Emsal Mahkeme Kararı İstanbul Bölge Adliye Mahkemesi 43. Hukuk Dairesi 2022/35 E. 2023/445 K. 27.04.2023 T.

Görüntülediğiniz mahkeme kararı henüz kesinleşmemiştir. Yararlı olması amacıyla eklenmiştir.

T.C.
İSTANBUL
BÖLGE ADLİYE MAHKEMESİ
43. HUKUK DAİRESİ
DOSYA NO: 2022/35
KARAR NO: 2023/445
T Ü R K M İ L L E T İ A D I N A
İ S T İ N A F K A R A R I
İNCELENEN KARARIN
MAHKEMESİ: İSTANBUL ANADOLU 13. ASLİYE TİCARET MAHKEMESİ
TARİHİ: 08/09/2021
NUMARASI: 2021/322 Esas – 2021/590 Karar
DAVA: Şirketin İhyası
İSTİNAF KARAR TARİHİ: 27/04/2023
Taraflar arasındaki Şirketin İhyası davasının yapılan yargılaması sonunda ilamda yazılı nedenlerden dolayı davanın kabulüne yönelik olarak verilen hükme karşı süresi içinde tasfiye memuru vekili tarafından istinaf kanun yoluna başvurulması üzerine dosya içerisindeki tüm belgeler okunup, incelendi, gereği konuşulup düşünüldü.
TARAFLARIN İDDİA VE SAVUNMALARININ ÖZETİ
DAVA: Davacı vekili dava dilekçesinde özetle, davacı şirket tarafından ”… İnşaat ve Turizm Ticaret Limited Şirketi” hakkında açılan iflas davasının İstanbul Anadolu 1. Asliye Ticaret Mahkemesi’nin 2020/524 Esas sayılı dosyası üzerinden işlem gören dava sırasında davalı şirketin terkin edilmiş olduğunun anlaşılması üzerine ihyası için süre verildiği ileri sürülerek sonuçta söz konusu şirketin söz konusu 2020/524 Esas sayılı dava yönünden ihyasına karar verilmesi talep ve dava edilmiştir.
CEVAP: Davalı Ticaret Sicil Müdürlüğü vekili cevap dilekçesinde özetle, yasal düzenleme hatırlatılarak ve davalının yasal hasım olması nedeni ile yargılama giderinden sorumlu olmadığı ileri sürülerek davanın reddine karar verilmesi istenmiştir.
İLK DERECE MAHKEMESİ KARARI: Mahkemece “…söz konusu şirketin ihyası için gerekli yasal ve maddi şartların somut olayda gerçekleştiği ve sübut bulan davanın kabulüne karar verilmesi gerektiği kanaatine varılmış olup ek tasfiye işlemlerinin yerine getirilmesi yönünden söz konusu temsilcinin tasfiye memuru olarak atanmasının ve ek tasfiye işlemlerinin tasfiye memuru olarak … tarafından yapılması uygun görülmüş olup, yargılama gideri yönünden yapılan irdelemeye bağlı olarak: davalı İstanbul Ticaret Sicil Memurluğu, yasal hasım konumunda olup, tasfiyenin usulsüz kapatılmasından dolayı sorumluluğu bulunmadığından..” davanın kabulüne karar verilmiştir.
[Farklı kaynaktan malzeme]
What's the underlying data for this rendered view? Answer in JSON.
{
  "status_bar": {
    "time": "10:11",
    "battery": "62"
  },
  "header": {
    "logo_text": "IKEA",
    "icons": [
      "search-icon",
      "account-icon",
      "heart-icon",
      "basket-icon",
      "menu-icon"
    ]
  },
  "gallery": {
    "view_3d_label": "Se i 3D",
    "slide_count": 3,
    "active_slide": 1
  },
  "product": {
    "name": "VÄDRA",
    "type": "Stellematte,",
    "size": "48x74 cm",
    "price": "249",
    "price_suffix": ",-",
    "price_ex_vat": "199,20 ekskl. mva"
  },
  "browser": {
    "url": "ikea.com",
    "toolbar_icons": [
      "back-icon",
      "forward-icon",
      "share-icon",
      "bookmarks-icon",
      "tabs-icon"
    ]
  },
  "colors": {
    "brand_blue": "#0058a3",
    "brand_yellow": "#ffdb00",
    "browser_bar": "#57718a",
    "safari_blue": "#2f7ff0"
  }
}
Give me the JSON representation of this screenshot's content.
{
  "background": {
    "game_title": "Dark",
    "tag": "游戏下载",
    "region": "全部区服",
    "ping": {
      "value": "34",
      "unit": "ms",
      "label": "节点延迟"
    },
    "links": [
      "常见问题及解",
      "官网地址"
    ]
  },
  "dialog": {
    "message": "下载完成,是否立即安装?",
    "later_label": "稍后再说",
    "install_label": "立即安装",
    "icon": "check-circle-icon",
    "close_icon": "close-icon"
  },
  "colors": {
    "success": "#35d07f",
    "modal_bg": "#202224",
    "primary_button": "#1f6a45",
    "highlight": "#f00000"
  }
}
Bu karara karşı tasfiye memuru … tarafından istinaf başvurusunda bulunulmuştur.
İLERİ SÜRÜLEN İSTİNAF SEBEPLERİ : Tasfiye memuru … istinaf başvuru dilekçesinde özetle; Yetkilisi olduğu … İnşaat ve Turizm Ticaret LTD. ŞTİ. Hakkında İstanbul Anadolu 1. Asliye Ticaret Mahkemesi’nin 2020/524 E. Sayılı dosyası ile açılan iflas davası kapsamında, yetkilisi olduğu şirketin sicilden re’sen terkin edilmiş olduğunu, İşbu re’sen terkin işlemiyle birlikte şirketin tasfiyesinin tamamlanmış olup Türk Ticaret Kanunu kapsamında, şirket yetkilisi olarak üzerine düşen tüm sorumlulukların yerine getirildiğini, davacı yan ile arasında hiçbir surette borç ilişkisi bulunmadığını, kötü niyetli ve mesnetsiz olarak ihya davası ikame edilmiş olup şirket nezdinde davacı yanın hiçbir alacağı bulunmadığını, davacı yanın hiçbir hukuki yararı bulunmaksızın ikame ettiği dava neticesinde verilen ihya kararı tarafının mağduriyetine sebebiyet vereceğini, beyan ve savunması alınmadan tasfiye memuru olarak atanmasının usul ve yasaya mutlak suretle aykırı olduğunu, istinaf taleplerinin kabulü ile, kararının kaldırılarak davanın reddine karar verilmesini talep etmiştir.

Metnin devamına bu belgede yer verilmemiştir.